In a move that has rippled through the trans community, Boston-area health provider Fenway Health announced earlier this week that it will cease offering hormone therapy and puberty-blocker treatments for patients under the age of 19. While publicly framed as a compliance decision tied to federal funding, the change is already sparking deep concern among transgender youth, their families, and advocates.
Fenway Health operates as a Federally Qualified Health Center (FQHC), meaning it receives federal support and is required to meet certain regulatory standards. According to the clinic’s communication with patients, federal guidance from the Health Resources and Services Administration (HRSA) signaled that providing medical gender-affirming care to adolescents is no longer compatible with its FQHC status.
In a letter to its young patients and families, Fenway explained, “We recognize how stressful and disruptive this is for you and your families.” The clinic added that it will assist in connecting affected patients to other care providers, though it stressed that the change was necessary “in order to remain compliant, sustainable, and able to provide healthcare, support, and services to all our patients and the community.”
The reaction from the community has been swift and emotional. Many parents and youth express feelings of betrayal and uncertainty. One mother whose 16-year-old daughter moved to Boston specifically for trans-affirming care said the announcement reignited a familiar fear: having to uproot life again or feeling cut off entirely. Nina Selvaggio of the local chapter of PFLAG said this feels like yet “another blow” to a community already navigating instability in access to care.
Critically, Fenway emphasized the decision does not apply to adults and said existing treatments will continue. It affects only patients under 19 seeking hormones or puberty blockers. The practical impact means trans youth who were in active treatment must now transition care to a different provider, and new minor patients will be unable to begin medical gender-affirming interventions at Fenway.

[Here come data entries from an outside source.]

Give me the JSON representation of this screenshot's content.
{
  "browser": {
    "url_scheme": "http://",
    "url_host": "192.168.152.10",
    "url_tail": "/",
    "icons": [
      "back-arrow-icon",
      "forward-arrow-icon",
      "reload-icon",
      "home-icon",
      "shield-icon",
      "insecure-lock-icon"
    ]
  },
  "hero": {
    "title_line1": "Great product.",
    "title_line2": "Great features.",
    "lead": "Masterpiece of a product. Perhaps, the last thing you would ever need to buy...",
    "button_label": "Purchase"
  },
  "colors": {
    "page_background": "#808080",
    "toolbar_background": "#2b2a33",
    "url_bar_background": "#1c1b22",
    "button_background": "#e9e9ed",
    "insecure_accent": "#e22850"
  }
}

The timing is notable. In recent weeks, federal directives have increasingly tied FQHC funding to narrowing definitions of what constitutes allowable gender-affirming care for minors. In Massachusetts and beyond, many youth and families look to clinics like Fenway as a safe space. This shift undermines that expectation.
For trans youth and their families in Massachusetts or any U.S. state where care access is already constrained, the message is clear and concerning: even well-established providers can be forced into decisions that limit access, not because of clinical evidence but because of policy and funding dynamics. The ripple effect may be larger than Boston.
What comes next? Advocacy groups are mobilizing to ensure referrals, continuity of care, and state-level protections remain strong. Legislators may face pressure to fill gaps left by federally constrained providers. For now, the community must lean on each other and ecosystems of support to ensure that trans youth are not left behind.